ArbeitsrechtDas wiederholte Zuspätkommen ist keine Bagatelle

November 10, 2021

Das wiederholte Zuspätkommen kann eine ordentliche Kündigung des Arbeitsverhältnisses rechtfertigen

 

Kommt ein Arbeitnehmer an vier aufeinanderfolgenden Arbeitstagen zu spät zur Arbeit, kann das wiederholte Zuspätkommen die ordentliche Kündigung des Arbeitsverhältnisses rechtfertigen. Zeigt der Arbeitnehmer zudem kein Unrechtsbewusstsein, bedarf es auch keiner vorherigen Abmahnung des Fehlverhaltens. Zu diesem Ergebnis kam das Landesarbeitsgericht Schleswig-Holstein in seinem Urteil vom 31.08.2021 – 1 Sa 70 öD/21.

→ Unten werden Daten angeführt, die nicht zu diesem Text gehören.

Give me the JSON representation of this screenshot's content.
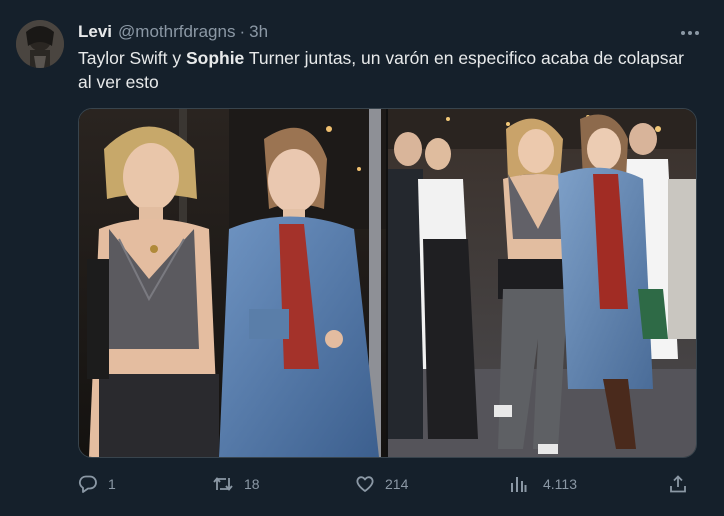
{
  "tweet": {
    "author_name": "Levi",
    "handle": "@mothrfdragns",
    "separator": "·",
    "time": "3h",
    "text_parts": {
      "p1": "Taylor Swift y ",
      "p2": "Sophie",
      "p3": " Turner juntas, un varón en especifico acaba de colapsar al ver esto"
    }
  },
  "actions": {
    "reply_count": "1",
    "retweet_count": "18",
    "like_count": "214",
    "view_count": "4.113"
  },
  "icons": {
    "more": "more-horizontal-icon",
    "reply": "reply-bubble-icon",
    "retweet": "retweet-icon",
    "like": "heart-icon",
    "views": "bar-chart-icon",
    "share": "share-upload-icon"
  },
  "colors": {
    "background": "#15202b",
    "text": "#e7e9ea",
    "secondary": "#8b98a5",
    "border": "#38444d"
  }
}
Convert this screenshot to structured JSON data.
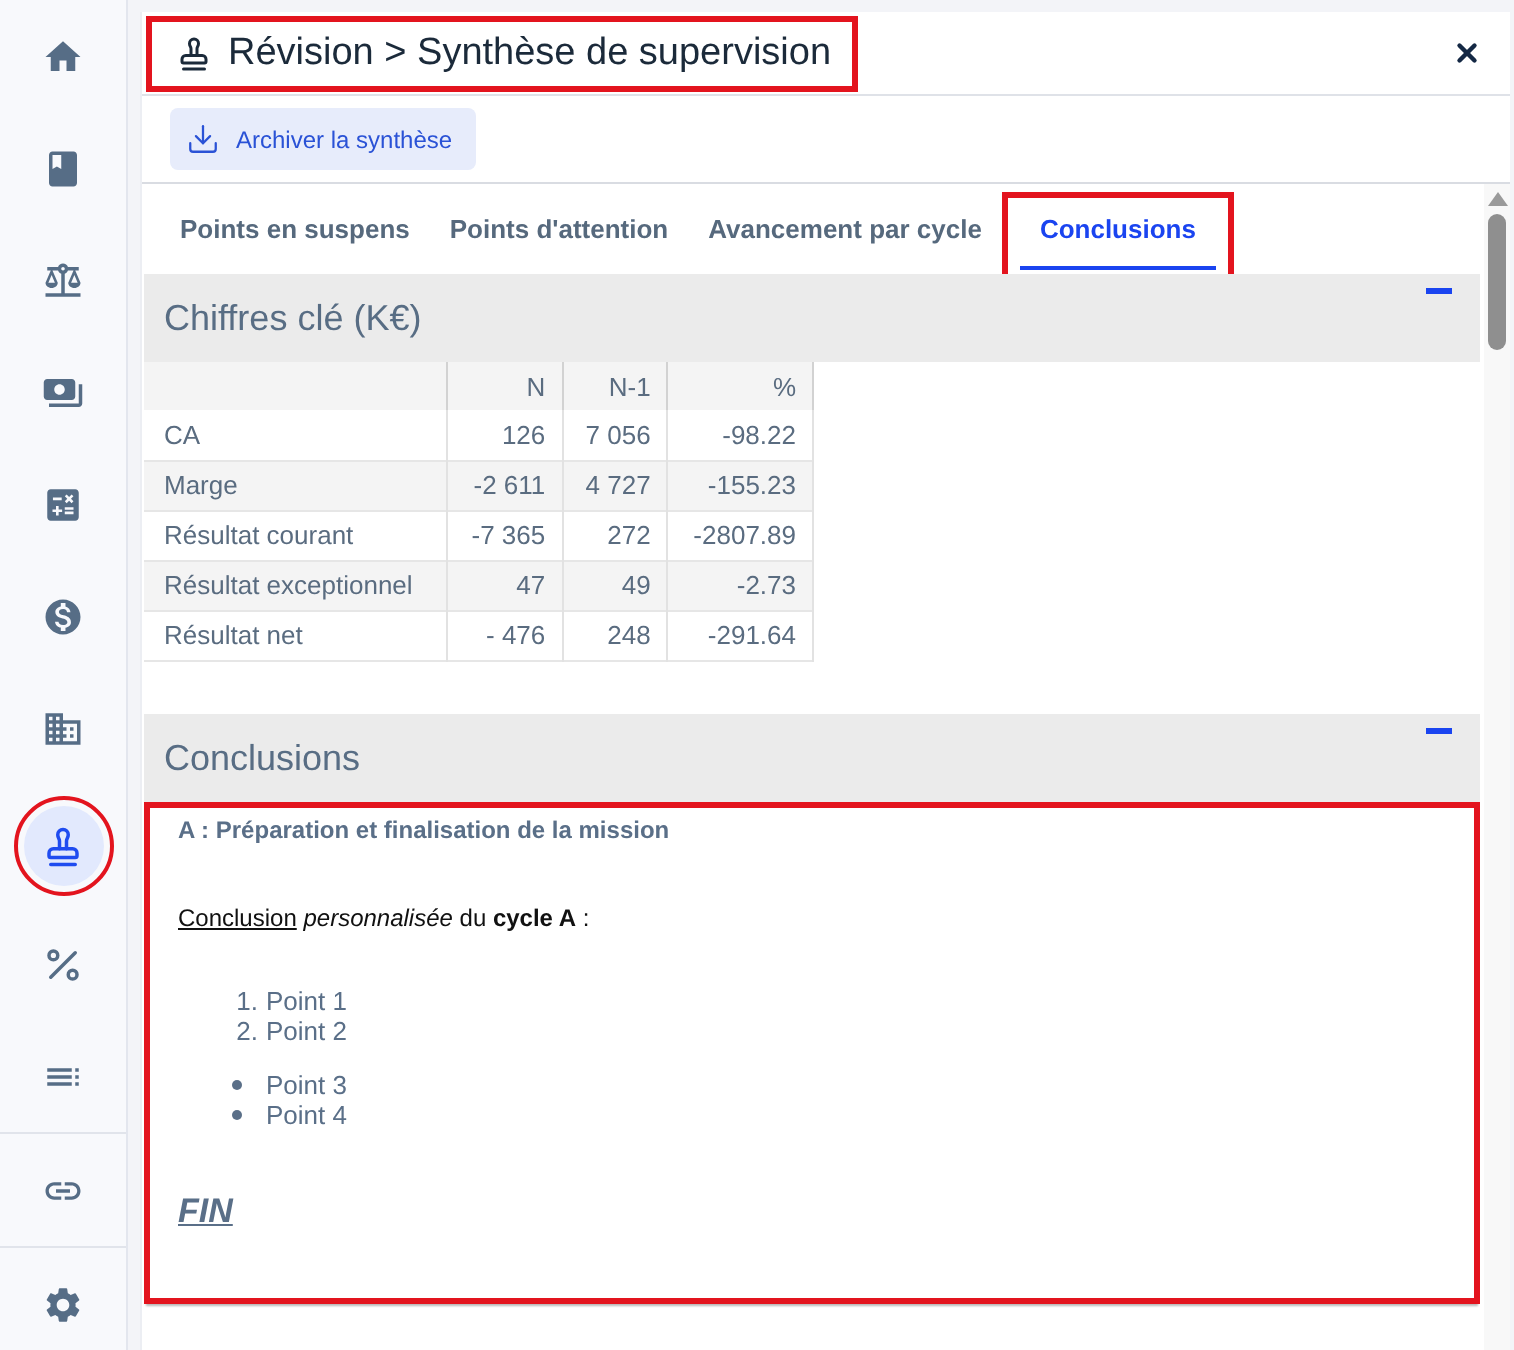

Der Entscheidung lag folgender Sachverhalt zugrunde:

Eine seit 2006 beschäftigte Serviceangestellte bei einem Sozialgericht in Schleswig-Holstein erhielt mit Schreiben vom 31.10.2019 eine fristlose, hilfsweise ordentliche Kündigung. Begründet wurde die Kündigung mit der wiederholten Verspätung. Die in der Poststelle des Gerichts eingesetzte Arbeitnehmerin war an den vier Tagen, an denen sie zu spät kam, die einzige Mitarbeiterin in der Poststelle. Ihre verspätete Arbeitsaufnahme begründete sie mit der Einnahme von Medikamenten und dem damit einhergehen Schlafmangel.

Entscheidung des Arbeitsgerichtes:

Nach Erhalt der Kündigung erhob die Arbeitnehmerin Kündigungsschutzklage beim Arbeitsgericht.

Das Arbeitsgericht Flensburg kam nach Durchführung einer Beweisaufnahme zu dem Schluss, dass die ausgesprochene fristlose Kündigung unwirksam ist, die ordentliche verhaltensbedingte Kündigung hingegen hielt das Arbeitsgericht für wirksam.

Gegen die erstinstanzliche Entscheidung legte die Klägerin beim Landesarbeitsgericht (LAG) Schleswig-Holstein Berufung ein.

Entscheidung des LAG: Die ordentliche Kündigung wegen wiederholter verspäteter Arbeitsaufnahme ist wirksam

Auch das LAG vertrat die Auffassung, dass das wiederholte Zuspätkommen der Klägerin die ordentliche Kündigung rechtfertigen. Die Arbeitnehmerin habe ihre vertragsgemäße Verpflichtung zur pünktlichen Arbeitsaufnahme wiederholt verletzt. Der von ihr angeführte Schlafmangel sei nicht geeignet, die Verspätungen zu entschuldigen. Denn diese seien ihren privaten Lebensumständen zuzurechnen und nicht geeignet, die Pflichtverletzungen zu entschuldigen.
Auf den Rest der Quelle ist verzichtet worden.